In the recent past there has been a significant increase in the use of aluminum especially in the beverage industry where the employment of aluminum cans has skyrocketed. Over the years there has been a persistent effort by industry to come up with scrap aluminum reclamation apparatus and associated methods that will allow for the continuous recycling of aluminum cans. Typically these recyling approaches have contemplated the reclamation of any and all forms of aluminum scrap, whether the scrap be aluminum cans in a shredded condition or aluminum scrap which has been generated by any one of a number of other manufacturing operations.

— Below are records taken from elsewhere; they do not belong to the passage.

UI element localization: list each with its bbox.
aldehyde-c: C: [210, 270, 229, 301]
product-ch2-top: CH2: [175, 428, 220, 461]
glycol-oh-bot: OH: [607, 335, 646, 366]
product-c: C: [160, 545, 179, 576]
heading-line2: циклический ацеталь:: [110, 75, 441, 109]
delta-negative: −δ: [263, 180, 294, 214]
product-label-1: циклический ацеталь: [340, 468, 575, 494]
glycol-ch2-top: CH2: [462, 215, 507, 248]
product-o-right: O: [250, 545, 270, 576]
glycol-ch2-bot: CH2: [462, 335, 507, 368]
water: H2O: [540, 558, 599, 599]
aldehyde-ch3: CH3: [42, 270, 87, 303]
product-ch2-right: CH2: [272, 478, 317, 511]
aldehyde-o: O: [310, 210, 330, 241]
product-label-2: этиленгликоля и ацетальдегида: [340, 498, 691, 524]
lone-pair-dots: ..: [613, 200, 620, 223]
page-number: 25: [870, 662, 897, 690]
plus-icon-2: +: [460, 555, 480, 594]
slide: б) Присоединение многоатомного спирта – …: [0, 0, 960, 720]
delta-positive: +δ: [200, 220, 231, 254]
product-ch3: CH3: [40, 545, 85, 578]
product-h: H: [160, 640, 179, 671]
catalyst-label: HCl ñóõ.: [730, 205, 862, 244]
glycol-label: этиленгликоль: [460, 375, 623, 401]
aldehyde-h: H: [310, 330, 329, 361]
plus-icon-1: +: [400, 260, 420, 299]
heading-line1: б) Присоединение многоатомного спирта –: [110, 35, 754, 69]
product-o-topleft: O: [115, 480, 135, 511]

The aluminum scrap reclamation industry has always been vexed by the problem of getting submerged in molten metal light weight, thin pieces of scrap that inherently tend to float on the surface of the molten metal into which they must be submerged in order to be most efficiently melted. This general problem of overcoming the inherent tendency of materials to float on the surface of a fluid medium in which the floating materials are to be mixed is faced in fluid mixing environments other than scrap aluminum and molten metal. The apparatus and method to be described hereinafter will find utilization in these other environments.
The advance state-of-the-art in the technical area of aluminum scrap reclamation is best exemplified by the Claxton Pat. Nos. 4,322,245 ('245) and 4,386,764 ('764) which are directed to a method and apparatus for submerging, entraining, melting and circulating a metal charge in a molten media.

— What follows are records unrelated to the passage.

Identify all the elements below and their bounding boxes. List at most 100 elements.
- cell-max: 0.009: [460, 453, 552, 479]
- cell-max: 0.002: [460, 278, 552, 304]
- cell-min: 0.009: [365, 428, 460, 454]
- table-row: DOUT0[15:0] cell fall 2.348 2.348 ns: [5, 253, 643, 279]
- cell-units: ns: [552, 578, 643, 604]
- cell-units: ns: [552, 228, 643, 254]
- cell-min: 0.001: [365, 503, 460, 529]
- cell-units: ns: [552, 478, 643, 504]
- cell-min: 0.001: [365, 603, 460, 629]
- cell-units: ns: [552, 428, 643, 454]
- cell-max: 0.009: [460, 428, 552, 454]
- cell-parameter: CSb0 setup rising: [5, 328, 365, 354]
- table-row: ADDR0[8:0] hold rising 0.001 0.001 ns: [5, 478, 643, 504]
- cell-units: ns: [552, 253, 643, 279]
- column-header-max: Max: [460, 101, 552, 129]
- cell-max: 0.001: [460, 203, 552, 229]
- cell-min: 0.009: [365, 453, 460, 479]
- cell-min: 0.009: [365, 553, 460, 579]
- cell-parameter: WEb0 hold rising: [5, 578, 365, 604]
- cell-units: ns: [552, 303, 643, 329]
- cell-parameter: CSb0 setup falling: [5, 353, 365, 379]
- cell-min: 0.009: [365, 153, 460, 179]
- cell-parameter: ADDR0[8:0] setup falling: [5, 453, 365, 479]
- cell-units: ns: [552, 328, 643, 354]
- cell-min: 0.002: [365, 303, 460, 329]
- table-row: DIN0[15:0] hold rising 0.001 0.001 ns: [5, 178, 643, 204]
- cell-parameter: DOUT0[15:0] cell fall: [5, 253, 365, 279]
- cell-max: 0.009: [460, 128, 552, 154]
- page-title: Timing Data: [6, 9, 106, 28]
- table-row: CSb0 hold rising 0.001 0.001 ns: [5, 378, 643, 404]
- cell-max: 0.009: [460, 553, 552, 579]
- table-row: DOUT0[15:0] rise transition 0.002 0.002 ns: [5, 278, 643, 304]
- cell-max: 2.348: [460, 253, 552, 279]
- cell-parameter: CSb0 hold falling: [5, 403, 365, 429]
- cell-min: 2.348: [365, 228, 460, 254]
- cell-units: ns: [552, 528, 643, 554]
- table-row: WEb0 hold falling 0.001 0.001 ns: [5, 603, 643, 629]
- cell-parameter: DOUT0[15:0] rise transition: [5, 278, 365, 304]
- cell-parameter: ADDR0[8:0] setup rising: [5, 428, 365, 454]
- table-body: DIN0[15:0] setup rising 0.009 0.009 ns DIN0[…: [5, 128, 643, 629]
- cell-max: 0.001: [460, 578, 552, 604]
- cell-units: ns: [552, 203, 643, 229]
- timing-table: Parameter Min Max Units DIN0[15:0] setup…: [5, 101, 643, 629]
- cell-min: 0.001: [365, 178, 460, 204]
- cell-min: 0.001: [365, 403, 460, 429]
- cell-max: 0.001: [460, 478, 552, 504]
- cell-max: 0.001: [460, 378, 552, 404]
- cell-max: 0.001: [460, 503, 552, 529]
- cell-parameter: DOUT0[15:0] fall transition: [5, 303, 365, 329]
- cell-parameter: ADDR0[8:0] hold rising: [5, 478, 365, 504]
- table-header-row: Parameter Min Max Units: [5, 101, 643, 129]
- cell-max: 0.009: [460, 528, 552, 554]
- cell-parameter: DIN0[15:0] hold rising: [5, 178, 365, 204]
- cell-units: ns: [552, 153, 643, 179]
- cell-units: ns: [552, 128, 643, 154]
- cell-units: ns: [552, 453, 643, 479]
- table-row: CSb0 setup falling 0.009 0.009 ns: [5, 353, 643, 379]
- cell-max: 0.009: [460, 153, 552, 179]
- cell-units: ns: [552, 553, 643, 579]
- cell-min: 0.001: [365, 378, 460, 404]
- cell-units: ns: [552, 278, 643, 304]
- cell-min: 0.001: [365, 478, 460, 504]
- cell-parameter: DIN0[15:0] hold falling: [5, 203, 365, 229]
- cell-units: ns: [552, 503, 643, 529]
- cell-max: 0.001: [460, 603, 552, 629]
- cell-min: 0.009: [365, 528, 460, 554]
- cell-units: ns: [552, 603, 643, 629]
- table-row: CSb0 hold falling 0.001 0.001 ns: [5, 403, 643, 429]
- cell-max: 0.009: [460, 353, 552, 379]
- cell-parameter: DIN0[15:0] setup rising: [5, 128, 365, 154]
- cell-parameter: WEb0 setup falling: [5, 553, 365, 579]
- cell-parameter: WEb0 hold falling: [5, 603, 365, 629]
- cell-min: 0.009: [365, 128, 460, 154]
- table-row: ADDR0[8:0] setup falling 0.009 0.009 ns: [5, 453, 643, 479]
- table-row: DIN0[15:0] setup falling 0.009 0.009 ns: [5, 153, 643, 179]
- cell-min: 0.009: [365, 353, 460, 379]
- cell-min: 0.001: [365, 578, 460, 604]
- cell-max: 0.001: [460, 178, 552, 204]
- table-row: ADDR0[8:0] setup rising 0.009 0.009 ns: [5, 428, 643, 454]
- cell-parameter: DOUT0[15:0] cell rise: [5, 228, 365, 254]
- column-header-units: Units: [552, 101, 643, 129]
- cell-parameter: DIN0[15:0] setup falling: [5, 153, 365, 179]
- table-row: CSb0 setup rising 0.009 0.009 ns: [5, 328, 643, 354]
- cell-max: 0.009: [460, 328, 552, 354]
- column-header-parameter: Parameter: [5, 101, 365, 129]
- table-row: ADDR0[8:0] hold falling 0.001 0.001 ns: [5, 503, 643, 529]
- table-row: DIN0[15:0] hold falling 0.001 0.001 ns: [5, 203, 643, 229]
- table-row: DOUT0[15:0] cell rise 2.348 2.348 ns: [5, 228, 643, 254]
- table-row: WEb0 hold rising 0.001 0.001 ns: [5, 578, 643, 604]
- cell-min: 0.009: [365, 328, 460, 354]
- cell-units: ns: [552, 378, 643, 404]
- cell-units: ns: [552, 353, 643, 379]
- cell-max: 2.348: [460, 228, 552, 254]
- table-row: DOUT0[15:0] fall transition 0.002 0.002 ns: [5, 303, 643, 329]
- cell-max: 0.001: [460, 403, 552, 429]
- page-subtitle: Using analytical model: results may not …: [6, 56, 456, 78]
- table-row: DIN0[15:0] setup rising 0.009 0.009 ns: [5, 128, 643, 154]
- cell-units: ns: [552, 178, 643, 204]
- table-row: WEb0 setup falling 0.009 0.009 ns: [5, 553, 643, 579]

Prior to the inventions just noted, most scrap reclamation systems had unwisely included an independent pump to get the molten metal to circulate through the system. The invention of the above noted '245 and '764 patents employed a rotating impeller configured to cause the formation of a vortex in the molten media which in turn caused a charge of scrap to be initially entrained in the media and drawn in a vertically downward direction whereupon the impeller caused the molten media and charge to change from a vertically downward direction to a horizontally outward direction. This impeller action thereby caused the charge to be completely entrained in the molten media and delivered into a molten media circulation path that in turn delivered the charge entrained in the molten media for subsequent heating, further melting and recirculation. The pumping recirculation rate has proved in practice to be exceptional. It has been discovered, however, that because of system parameters, i.e. volume of scrap, heating bay size etc. that this exceptional pump recirculation rate was, in some instances, excessive. As is presently understood in this art useful vortex generation is tied in part to the rotational rate of the impeller. It is not difficult to appreciate that for systems that employ the impeller of the type shown in the '245 and '769 patents that each system has inherently an optimum capacity. What happens when you want to double the rate of charge into the system? In order to maintain the desired vortex, the rate of impeller rotation must be increased substantially, however, the increase in impeller rotation rate causes an already exceptional recirculating pumping rate to become extraordinary. This extraordinary recirculating pumping rate is far greater than necessary to thoroughly melt entrained scrap in the system. The invention to be described more fully hereinafter provides a solution to these just enumerated problems by providing a method and apparatus that effectively result in the partition of the vortex submergence function and the recirculating pumping function.
There have been others that have sought to perfect vortex generation in a scrap aluminum reclamation such as in the van Linden Pat. No. 4,128,415 which has an impeller 70 that employs two sets of blades 71 and 100, which impeller must cooperate with connical wall of the charging bay. While van Linden does appear to recognize that the formation of the vortex 90 is enhanced by the upper blades 100, the impeller structure requires that fluid be drawn upwardly through a central opening in the bottom plate 70 of impeller 100. The subject invention will be seen to distinguish itself over van Linden in both apparatus and method.
Another patent of interest is the Ostberg U.S. Pat. No. 3,554,518 which is directed to improving the reaction between two liquids of different specific gravities. The impeller structure of Ostberg is intended to ensure that there is provided a turbulent flow of the two liquids in a reaction zone. While Ostberg does show in FIG. 3 an embodiment of his invention that includes a dished shaped impeller with vanes 15 disposed on an upper surface of the impeller, which vanes redirect the flow of the slag layer 3, it should be abundently clear that the impeller of Ostberg contains two pumps that cooperate to agitate in a turbulant fashion the fluids involved, rather than as in the invention to be described herein the formation of a vortex for the entrainment of material while simultaneously pumping the fluid into a recirculation path. Another impeller configuration intended to agitate the fluid medium it is in, is that of Foster as shown in U.S. Pat. No. 2,660,525. The Foster impeller while employing a pair of disk shaped plates disposed in a parallel fashion to agitate the medium, requires an independent pump to move the medium through the system.
It is recognized that in the fan impeller art there are centrifugal fans of the type shown by the Watkins Pat. No. 1,447,916 which suggests that the impeller may be so configured such that there is provided an inlet opening at its center of rotation and an outlet to provide an inlet and outlet which redirect the flow vertically backward. The invention to be described hereinafter provides for vortex generation and charge entrainment in a fluid media while simultaneously establishing the pumping of the fluid media into a circulation path. These just enumerated features and advantageous functions are not suggested by Watkins.